I have to tell you that no one thinks of it as server space — well, maybe the team responsible for deploying simulators does. But even they think of it as land. A few weeks after joining, I got a notecard that said, “Please help me M! My landlord closed shop and now my house is gone. I’ve lost everything I own. I have nothing and nowhere to go.” That person didn’t say, “I lost my server space and I am having a problem with my account.”

We will never rent server space.

I read this interview back when it was first published. And in everything that was asked and answered, this is the statement that most stuck in my head.

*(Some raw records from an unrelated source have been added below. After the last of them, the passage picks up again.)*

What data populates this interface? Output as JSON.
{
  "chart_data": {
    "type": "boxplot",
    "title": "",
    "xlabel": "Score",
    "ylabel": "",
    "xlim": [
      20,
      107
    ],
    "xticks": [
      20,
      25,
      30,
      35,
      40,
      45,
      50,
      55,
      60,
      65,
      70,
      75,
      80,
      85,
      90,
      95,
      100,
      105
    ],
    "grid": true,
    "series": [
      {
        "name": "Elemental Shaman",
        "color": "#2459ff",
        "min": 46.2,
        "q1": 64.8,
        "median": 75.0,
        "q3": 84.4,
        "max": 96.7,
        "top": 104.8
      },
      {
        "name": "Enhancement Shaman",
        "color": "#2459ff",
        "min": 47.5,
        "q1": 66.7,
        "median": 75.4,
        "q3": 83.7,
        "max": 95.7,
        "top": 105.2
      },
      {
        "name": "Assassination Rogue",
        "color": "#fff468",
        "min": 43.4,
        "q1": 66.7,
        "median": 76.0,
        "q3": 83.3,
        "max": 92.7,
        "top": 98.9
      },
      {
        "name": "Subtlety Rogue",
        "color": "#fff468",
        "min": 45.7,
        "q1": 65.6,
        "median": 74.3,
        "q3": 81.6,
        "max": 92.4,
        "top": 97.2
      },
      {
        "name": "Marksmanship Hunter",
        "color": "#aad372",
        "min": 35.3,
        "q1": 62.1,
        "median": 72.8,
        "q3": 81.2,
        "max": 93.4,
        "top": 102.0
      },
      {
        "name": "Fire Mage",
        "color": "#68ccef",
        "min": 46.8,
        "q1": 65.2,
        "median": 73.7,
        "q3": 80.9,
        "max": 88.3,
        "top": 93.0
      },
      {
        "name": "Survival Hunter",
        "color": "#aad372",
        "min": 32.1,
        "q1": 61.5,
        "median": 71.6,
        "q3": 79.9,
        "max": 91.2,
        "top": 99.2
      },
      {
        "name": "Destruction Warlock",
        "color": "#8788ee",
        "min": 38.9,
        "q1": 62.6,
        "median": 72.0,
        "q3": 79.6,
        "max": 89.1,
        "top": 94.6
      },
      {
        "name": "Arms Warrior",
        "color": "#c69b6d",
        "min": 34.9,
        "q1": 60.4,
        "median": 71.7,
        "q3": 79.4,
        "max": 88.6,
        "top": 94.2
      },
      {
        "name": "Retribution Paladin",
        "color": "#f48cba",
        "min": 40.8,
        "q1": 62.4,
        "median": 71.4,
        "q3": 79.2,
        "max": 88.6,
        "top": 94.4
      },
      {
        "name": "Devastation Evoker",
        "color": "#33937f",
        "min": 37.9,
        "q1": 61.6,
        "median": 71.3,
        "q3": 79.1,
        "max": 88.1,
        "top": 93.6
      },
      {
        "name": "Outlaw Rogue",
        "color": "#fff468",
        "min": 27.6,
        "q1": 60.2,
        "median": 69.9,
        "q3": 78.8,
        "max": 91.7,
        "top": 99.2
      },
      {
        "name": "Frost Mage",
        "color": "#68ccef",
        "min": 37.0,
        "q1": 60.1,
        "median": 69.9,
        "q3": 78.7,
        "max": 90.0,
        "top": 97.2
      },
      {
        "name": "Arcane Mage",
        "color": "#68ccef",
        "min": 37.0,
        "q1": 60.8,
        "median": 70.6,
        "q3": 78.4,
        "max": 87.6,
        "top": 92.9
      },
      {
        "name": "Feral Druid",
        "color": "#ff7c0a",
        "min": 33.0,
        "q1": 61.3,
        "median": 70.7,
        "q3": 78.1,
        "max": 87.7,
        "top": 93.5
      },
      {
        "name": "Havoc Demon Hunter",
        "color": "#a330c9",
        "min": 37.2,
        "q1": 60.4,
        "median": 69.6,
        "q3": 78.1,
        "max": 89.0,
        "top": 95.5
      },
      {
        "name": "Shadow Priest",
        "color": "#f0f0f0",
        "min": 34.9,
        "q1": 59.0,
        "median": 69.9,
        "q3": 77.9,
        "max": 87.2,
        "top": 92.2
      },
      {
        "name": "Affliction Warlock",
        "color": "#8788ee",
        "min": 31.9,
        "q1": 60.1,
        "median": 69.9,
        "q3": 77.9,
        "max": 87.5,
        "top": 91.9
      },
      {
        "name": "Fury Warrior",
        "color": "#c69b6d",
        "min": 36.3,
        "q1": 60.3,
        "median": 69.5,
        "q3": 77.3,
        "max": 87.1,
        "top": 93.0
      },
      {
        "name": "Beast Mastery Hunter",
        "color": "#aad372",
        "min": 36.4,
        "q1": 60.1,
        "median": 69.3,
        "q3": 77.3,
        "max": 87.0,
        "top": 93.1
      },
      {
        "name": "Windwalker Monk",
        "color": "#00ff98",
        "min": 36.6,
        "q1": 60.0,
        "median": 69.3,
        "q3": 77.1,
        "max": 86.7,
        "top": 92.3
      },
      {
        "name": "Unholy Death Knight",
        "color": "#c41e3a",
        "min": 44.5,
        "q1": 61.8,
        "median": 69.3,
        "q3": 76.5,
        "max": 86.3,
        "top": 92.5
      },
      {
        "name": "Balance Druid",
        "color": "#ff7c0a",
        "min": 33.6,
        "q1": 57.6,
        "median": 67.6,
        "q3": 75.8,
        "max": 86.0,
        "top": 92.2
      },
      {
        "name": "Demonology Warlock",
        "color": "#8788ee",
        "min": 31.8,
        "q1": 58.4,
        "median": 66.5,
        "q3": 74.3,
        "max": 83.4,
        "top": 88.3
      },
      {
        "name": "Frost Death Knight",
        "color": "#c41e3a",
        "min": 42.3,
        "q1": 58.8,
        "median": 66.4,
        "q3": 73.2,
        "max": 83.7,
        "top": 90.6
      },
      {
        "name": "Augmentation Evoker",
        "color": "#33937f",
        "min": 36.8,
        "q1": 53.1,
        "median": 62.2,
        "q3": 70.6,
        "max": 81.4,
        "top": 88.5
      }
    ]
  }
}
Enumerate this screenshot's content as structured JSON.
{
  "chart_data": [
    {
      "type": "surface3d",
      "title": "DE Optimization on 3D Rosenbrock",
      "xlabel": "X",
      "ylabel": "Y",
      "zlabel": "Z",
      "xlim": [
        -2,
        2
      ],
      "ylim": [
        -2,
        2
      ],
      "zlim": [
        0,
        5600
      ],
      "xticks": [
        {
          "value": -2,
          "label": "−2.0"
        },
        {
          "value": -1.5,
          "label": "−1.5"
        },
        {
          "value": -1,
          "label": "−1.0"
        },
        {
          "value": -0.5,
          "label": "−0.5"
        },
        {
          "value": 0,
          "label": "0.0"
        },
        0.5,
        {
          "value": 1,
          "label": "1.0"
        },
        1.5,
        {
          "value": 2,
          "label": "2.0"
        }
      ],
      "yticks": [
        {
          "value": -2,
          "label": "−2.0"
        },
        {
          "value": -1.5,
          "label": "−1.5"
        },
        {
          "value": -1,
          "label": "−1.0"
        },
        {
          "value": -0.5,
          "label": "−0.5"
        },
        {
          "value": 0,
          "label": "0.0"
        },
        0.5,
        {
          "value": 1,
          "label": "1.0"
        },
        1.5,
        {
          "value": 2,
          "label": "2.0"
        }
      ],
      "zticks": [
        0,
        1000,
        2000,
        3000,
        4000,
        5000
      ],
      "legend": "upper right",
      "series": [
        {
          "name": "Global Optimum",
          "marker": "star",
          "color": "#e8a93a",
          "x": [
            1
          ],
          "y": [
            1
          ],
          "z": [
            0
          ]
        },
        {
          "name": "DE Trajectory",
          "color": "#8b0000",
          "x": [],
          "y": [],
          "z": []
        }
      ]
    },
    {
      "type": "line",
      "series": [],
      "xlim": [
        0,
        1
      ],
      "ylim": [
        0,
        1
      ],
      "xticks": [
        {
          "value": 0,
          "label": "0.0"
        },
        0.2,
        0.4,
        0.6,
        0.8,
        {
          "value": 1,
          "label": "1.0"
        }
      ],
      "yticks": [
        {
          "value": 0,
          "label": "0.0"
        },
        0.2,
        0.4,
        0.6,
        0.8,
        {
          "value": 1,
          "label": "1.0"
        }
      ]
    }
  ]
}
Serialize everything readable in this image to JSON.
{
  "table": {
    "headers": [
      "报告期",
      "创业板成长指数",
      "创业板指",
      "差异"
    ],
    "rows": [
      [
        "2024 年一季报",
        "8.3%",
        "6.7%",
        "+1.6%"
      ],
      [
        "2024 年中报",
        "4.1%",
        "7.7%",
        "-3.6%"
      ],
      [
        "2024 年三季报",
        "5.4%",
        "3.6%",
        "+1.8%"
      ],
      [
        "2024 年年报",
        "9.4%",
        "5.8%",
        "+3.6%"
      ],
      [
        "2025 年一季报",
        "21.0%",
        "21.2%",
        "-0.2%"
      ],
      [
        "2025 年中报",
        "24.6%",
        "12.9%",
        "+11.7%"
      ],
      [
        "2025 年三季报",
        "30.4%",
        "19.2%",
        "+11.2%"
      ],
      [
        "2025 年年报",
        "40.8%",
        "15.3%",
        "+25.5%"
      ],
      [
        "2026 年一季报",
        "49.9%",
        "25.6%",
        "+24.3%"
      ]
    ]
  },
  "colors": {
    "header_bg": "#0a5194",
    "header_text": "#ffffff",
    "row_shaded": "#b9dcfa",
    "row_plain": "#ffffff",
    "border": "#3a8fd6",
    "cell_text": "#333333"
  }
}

What Mark is saying is not new to me. I've understood it and believed it since my earliest days in Second Life back in '06. The two important points are these:
"The virtual world needs a tangible metaphor to be real, even when it involves fantasy."

This is very true. The operative to me here is 'tangible'. That is the one word that describes to me everything Second Life is: tangible.

Because second Life is 'tangible', you get this often:
“...My landlord closed shop and now my house is gone. I’ve lost everything I own. I have nothing and nowhere to go.”


Then there was a poignant article written by CeNedra Rivera about the kindness of strangers. Though in that story she speaks to frugality and the frivolity of spending money on a particular want, the idea was the want itself.

The new park!What it comes down to is attachment. Because 'land' and 'homes' and yes, even a digital chair is tangible, we develop a sentimental attachment to it. Just like the sentiment we feel for photographs. There are memories attached to them. The difference in Second Life is the photograph is a moving, living one.

I have a couple sims. Land of Hope was my first and I have owned it for more than a year. It has spent most of its life as a community of land parcels for sale and lease and was highly successful. It easily paid for itself.

But now with the land-glut caused by openspace sims and the clean-up of the mainland — (another story to be posted here later, I promise) — the land sales business is floundering. It's not quite 'bust', but it sure feels like it.

It's any easy solution to simply go to the Second Life support site and submit a ticket:

Region/Estate -> Change -> Abandon.

Then, when tier is next due the sim goes poof and is recycled into the land store for someone else to snatch-up.

I should do this, right? I mean, it's really just a frivolous expense. Why should I go on maintaining a digital pixel island, spending time, money and effort in such a frivolous way?

Because I'm attached. I have actual memories of the place over the last year. Good times and bad.

It's "home".

It's tangible.

Naoki's


(Images are of a Land of Hope long gone.)

Read Cen's interesting story about the kindness of strangers here.

Read Dusan Writer's interview with Mark Kingdon here.


So, what do you hold near and dear inside the digital virtual world of Second Life that is tangible to you?